“Thank you for choosing Earth as your planetary vehicle. We hope you enjoy the many wonderful features of this planet as you hurdle through the cosmos. Please note however, that in the event of continued inaction in the face of global warming, your seat cushion can be used as a flotation device.”
On stage, this bit got big laughs. But psychologists might classify this excerpt from a Blue Man Group video as a “fear appeal,” a message that speaks to your worst fears to move you to action. But Penn state psychology professor Janet Swim says it doesn’t always work.
“So when you address individuals with the fear of potential consequences, they potentially will react against it, if they’re so afraid they’ve got a motivation to not do anything and to deny the fear,” says Swim.
It sounds clear cut. But Swim and colleagues at the American Psychological Association believe it’s more complicated. The APA recently formed a climate change task force and issued a report with some recommendations, which Swim co-authored.
“It seemed like it would be quite useful to understand the way people understand climate change, and understand the behaviors that they’re doing to contribute and then hopefully to help with responding to climate change,” Swim says.
Swim isn’t talking about millions of Americans lying on therapists’ couches, hoping for a global warming emotional breakthrough. She’s talking about applying psychologists’ methods to find the best ways to change individual behavior. The APA report examines, in part, researchers’ current understanding of how individuals perceive risks and threats, and how they cope and adapt. Swim says the key word is individuals.
“When you’re doing anything to try to change people’s opinions, you have to know what your audience is. It’s not likely to be a uniform solution across people.”

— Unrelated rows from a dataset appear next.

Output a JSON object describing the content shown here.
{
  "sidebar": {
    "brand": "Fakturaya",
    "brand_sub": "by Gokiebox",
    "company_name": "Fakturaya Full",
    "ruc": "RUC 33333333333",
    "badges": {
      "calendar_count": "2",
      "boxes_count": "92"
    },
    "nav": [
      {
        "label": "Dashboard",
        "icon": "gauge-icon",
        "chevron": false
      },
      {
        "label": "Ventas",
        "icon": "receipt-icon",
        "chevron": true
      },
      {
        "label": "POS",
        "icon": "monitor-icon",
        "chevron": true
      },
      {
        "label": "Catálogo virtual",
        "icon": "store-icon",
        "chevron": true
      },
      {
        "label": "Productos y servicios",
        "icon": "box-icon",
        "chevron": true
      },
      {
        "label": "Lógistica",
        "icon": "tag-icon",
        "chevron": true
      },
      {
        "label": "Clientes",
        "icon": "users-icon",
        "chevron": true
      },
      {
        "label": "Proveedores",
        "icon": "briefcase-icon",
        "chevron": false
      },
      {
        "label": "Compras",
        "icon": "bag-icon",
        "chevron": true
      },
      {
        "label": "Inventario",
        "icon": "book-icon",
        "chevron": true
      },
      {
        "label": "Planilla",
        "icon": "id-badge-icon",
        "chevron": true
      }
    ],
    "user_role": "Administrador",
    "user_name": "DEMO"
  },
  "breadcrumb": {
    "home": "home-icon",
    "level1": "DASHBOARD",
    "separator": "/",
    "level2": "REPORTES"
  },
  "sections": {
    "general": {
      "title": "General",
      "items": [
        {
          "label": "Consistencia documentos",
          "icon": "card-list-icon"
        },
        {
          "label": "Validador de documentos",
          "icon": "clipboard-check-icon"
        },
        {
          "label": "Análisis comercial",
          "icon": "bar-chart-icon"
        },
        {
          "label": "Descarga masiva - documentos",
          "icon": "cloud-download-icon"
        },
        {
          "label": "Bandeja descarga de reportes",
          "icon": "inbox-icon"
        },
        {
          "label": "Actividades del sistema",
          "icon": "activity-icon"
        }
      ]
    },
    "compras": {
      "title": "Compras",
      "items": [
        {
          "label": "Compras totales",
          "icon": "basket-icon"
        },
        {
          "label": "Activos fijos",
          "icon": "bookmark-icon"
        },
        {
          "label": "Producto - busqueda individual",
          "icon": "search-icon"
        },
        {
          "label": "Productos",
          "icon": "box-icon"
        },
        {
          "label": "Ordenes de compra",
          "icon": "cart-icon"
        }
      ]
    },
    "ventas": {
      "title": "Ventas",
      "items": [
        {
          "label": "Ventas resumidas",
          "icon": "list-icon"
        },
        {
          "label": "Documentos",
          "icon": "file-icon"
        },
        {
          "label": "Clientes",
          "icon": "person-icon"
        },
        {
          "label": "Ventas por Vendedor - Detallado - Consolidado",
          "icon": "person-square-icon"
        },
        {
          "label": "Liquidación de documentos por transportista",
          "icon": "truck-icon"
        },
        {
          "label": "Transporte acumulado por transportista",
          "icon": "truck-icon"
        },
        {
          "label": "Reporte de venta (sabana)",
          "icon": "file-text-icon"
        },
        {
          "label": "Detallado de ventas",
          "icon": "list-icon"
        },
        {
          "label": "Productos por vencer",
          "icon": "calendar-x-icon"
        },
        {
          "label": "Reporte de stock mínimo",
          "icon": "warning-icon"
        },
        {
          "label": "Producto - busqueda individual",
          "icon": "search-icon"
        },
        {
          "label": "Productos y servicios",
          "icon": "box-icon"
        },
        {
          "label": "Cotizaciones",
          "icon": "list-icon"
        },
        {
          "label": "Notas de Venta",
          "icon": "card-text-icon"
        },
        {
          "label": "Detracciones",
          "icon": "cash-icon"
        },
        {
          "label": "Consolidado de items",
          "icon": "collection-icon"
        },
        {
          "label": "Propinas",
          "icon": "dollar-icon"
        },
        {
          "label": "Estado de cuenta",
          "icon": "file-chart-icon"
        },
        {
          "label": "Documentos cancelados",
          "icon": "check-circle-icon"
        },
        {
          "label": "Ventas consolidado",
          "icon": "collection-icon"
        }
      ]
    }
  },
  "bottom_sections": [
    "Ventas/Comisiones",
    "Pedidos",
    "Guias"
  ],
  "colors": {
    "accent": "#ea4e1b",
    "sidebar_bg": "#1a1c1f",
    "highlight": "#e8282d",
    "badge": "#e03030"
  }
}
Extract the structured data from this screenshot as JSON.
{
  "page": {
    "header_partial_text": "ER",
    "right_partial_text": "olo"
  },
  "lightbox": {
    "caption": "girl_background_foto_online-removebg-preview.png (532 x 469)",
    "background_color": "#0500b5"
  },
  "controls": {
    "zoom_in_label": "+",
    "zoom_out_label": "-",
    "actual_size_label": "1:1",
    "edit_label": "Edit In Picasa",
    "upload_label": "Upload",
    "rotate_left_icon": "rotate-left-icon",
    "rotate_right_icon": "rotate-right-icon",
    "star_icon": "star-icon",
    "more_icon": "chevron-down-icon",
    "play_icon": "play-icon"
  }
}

Researchers at the Center for Climate Change Communications at George Mason University have just analyzed that audience in a study called “Global Warming’s Six Americas.” They surveyed adults across the nation about their global warming beliefs. Center director Ed Maibach says they found a range of opinions, but they mostly fell into six categories.
“From one America, about 18%, we call them the ‘alarmed’ because they understand that global warming is a very real threat to human health and well-being. They’re engaged in a variety of ways to try to change their own personal behaviors. And they’re very, very supportive of a whole range of public policy responses to deal with the threat,” Maibach says.
Maibach says that on the other end of the continuum is a group he calls the “Dismissive,” about 7 percent of the population. They’re just as engaged as the “Alarmed,” but in the exact opposite way; they don’t believe climate change is real. Maibach says that when it comes to curbing the actions that contribute to global warming, understanding the characteristics of each group should help policymakers and others target their messages more effectively. Still other social scientists are going beyond opinion polls these days to investigate how people are beginning to adapt to climate change.
“Right now I work on looking at how communities or individuals react to climate change issues or what climate change effects are occurring on the ground, says Jessica Montag, a social scientist with the US Geological Survey. She’s interviewing ranchers in Wyoming to find out how they might be changing their operations in anticipation of climate change’s effects—grazing their animals in new ways, for example. And what she’s finding—even though the effects of climate change are already appearing all over the country–is that most of the people she interviews say it’s something to worry about in the future.
“Why is there such a big gap between people’s beliefs, in this case the belief that global warming is a really serious threat, and their subsequent actions,” asks Ed Maibach, of George Mason University.
“And the answer to that is because it isn’t actually very easy to change many of our behaviors until the qualities, until the attributes of the communities in which we live are changed as well.”
Attributes such as access to public transportation. But another answer might be hidden deeper in our brains. Psychologists say they’re wired to perceive immediate, human threats. And global warming doesn’t fit the bill.